In those jurisdictions where walking around with your naughty bits showing is actually forbidden, of course.

This presumes that our standards of decency are rationally derived.

If they have organic genitals/erogenous zones, or reasonably realistic looking facsimiles of same, like Terminators, they must keep those covered.

If the only organic parts they have are normally unclothed, like Robocop’s face, they need not bother with clothing.

Clothing customs need not and often are not entirely rational. If said cyborgs resemble male or female human beings they should be clothed accordingly. If they do not, or their prostheses make them appear clothed, they need not.

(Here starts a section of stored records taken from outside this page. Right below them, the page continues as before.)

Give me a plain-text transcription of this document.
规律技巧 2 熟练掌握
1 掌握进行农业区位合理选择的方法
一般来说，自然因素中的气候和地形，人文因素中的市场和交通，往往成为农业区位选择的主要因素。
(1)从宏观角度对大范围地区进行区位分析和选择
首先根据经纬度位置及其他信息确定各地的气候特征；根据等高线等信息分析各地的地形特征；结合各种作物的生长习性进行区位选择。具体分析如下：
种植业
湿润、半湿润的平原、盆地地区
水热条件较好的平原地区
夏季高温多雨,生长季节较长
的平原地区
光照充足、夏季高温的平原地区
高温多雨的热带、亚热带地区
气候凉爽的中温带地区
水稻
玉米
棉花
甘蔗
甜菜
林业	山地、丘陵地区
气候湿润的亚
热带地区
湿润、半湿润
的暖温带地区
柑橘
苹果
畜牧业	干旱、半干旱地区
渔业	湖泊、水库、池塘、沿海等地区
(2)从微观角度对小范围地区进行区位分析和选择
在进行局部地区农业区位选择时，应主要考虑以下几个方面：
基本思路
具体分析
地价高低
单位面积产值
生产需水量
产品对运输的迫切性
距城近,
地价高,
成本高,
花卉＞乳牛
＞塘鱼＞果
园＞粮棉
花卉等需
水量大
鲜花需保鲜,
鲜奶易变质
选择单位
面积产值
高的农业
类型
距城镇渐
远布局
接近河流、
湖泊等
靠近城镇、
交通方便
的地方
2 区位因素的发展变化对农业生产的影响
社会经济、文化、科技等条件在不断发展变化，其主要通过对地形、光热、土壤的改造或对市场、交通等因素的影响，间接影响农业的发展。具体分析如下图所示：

I think a cyborg’s need to wear clothes would depend upon whether it had to blend in with the general populace.

I personally think a shiny metal ass is the Little Black Dress of the future.

I think it’s more interesting when cyborgs still feel the need to wear clothes. It humanises them, and makes the exceptions - the lobotomised berserkers and the “cyberpsychos” - stand out more.

If cyborgs’ prosthetic bodies are still sensitive to temperature, then they would probably want to wear clothes when it’s cold outside. They might be in danger of freezing up.

Some of them need to blend in before they start eliminating Sarah Connors.

“Your clothes. Now.”

That wasn’t a cyborg, it was a robot with a disguise.

The Tin Woodsman didn’t wear clothes. And there was a young girl present!

:wink:

It depends on if their cyborg bodies are meat-colored or not. You can get away with a lot if you go chrome.

“Once you go chrome, you never go…” Um…I got nothin’.

home.

From the movie:

Kyle Reese: He’s not a man - a machine. A Terminator. A Cyberdyne Systems Model 101.

Sarah Connor: A machine? Like a robot?

Kyle Reese: Not a robot. A cyborg. A cybernetic organism.

If you kill the “org” part of the “cyborg”, and it gets to keep walking around, it’s not a cyborg. It’s a robot.

In THAT movie (which was where my quote-ish 1st post came), the Terminator was consistently called a cyborg. Argue with the movie. :wink: (I think you have a good chance there)

The Terminator actually is properly referred to as a cyborg. It’s a cyborg that started as a machine and added organic parts rather than the other way around, but yeah, it’s a cyborg.

T-800’s are cyborgs. Living flesh over metal endoskeleton.

T-600’s were robots with rubber coverings.